Game: Bloodborne
Platform: PS4
Genre: action RPG, Souls-like
Style: heavy Lovecraftian influences
Verdict: Highly Recommended
Buy: Amazon | PSN

This review is long overdue, because Bloodborne is one of the best Lovecraftian games out there – even though it starts out looking like a different sort of horror entirely.

Bloodborne is an action RPG developed by FromSoftware, and while it shares many similarities with the Souls games, it favors faster-paced combat that encourages you to fight aggressively. You will die often as you prowl the dark streets of Yharnam, but patience will lead you to victory as you learn enemies’ attacks and respond accordingly.

At the start, it makes heavy use of gothic horror. This is most evident in the beautiful architecture of the city, but also in the werewolf-like beasts you encounter.

Yet as you progress through the game, things begin to change. It’s subtle at first, but the enemies gradually become… different. Stranger. Bizarre creatures rooted not in gothic horror, but in cosmic horror.
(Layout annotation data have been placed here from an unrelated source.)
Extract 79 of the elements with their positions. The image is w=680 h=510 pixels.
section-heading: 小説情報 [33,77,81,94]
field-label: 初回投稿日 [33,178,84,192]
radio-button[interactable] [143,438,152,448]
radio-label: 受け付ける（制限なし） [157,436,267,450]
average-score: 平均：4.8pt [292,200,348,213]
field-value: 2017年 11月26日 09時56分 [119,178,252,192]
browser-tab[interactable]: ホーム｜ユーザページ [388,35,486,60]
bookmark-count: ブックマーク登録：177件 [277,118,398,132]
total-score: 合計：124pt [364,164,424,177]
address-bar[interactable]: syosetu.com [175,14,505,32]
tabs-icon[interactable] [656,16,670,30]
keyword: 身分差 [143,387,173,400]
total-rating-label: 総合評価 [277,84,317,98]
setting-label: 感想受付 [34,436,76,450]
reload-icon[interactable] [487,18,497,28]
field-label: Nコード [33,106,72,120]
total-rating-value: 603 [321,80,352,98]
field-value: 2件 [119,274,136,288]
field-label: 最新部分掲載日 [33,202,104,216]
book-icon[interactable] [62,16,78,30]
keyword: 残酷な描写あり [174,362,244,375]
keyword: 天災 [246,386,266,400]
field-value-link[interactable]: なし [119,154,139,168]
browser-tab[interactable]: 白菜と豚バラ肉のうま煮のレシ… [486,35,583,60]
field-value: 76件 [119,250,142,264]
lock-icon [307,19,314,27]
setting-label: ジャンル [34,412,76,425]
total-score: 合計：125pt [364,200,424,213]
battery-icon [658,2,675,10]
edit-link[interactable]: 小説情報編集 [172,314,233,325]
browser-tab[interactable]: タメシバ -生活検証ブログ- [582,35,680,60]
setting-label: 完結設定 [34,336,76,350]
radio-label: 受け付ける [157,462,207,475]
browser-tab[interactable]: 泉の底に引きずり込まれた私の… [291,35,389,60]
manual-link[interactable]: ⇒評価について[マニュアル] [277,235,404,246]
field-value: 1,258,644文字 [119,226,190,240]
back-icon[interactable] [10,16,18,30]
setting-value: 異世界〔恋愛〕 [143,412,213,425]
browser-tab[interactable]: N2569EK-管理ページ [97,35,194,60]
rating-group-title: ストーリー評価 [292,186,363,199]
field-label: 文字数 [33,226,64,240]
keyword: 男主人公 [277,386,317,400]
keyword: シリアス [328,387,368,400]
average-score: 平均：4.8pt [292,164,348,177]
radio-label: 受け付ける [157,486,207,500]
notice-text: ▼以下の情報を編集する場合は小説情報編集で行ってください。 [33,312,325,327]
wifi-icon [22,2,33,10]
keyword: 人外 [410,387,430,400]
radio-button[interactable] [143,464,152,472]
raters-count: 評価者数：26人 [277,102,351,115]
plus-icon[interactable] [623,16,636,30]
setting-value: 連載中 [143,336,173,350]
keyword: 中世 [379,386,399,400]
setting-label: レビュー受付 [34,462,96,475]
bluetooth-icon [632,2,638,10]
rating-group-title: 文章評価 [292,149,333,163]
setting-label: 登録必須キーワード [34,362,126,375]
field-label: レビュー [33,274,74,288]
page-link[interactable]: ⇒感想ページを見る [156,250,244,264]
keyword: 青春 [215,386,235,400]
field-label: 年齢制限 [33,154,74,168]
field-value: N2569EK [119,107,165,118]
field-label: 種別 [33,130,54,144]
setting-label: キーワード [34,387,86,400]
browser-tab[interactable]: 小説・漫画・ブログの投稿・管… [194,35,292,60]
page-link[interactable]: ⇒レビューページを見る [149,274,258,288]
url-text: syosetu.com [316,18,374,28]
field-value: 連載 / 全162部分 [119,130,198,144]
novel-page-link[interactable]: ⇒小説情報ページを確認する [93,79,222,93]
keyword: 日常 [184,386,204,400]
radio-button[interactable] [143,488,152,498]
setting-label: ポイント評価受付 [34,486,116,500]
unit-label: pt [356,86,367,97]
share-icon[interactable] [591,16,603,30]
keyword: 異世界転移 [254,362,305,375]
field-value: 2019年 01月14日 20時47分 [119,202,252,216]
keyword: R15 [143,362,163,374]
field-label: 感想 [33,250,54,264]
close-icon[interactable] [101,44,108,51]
Because behind the dark events sweeping through Yharnam lurks a deadly pursuit of knowledge through contact with powerful entities known as the Great Ones.

The story is rarely explained in clear detail, so there are probably pieces of it I’ve missed or misinterpreted. However, the lore and backstory are full of themes common to Lovecraft’s work.

Watching the themes and scope of Bloodborne slowly shift from gothic horror to cosmic horror was one of the best parts of the experience for me, and it really gives the game a memorable tone. Whether you’re a fan of gothic horror, cosmic horror, or best of all, both, you will probably love the atmosphere of this game.

Of course, it’s not a game for everyone, because it’s pretty difficult. You need to have the patience to keep moving forward in the face of repeated deaths and sometimes fighting the same bosses over and over again.

(One might start to think you’ve become obsessed with your own pursuit of knowledge…)

The difficulty also has another added benefit, and that’s in how it contributes to the atmosphere. Any cosmic horror game with combat suffers from the question of how to make you feel that true sense of insignificance compared to these eldritch entities, but due to the constant danger Bloodborne places you in, it maintains its tension and unease throughout the game and uses some other interesting choices to hold true to the idea that no matter how strong you get, you’re still playing with forces far beyond your control.

Bloodborne is a fantastic game and a beautiful cosmic horror experience. If you’re interested in it at all, I definitely recommend you pick it up.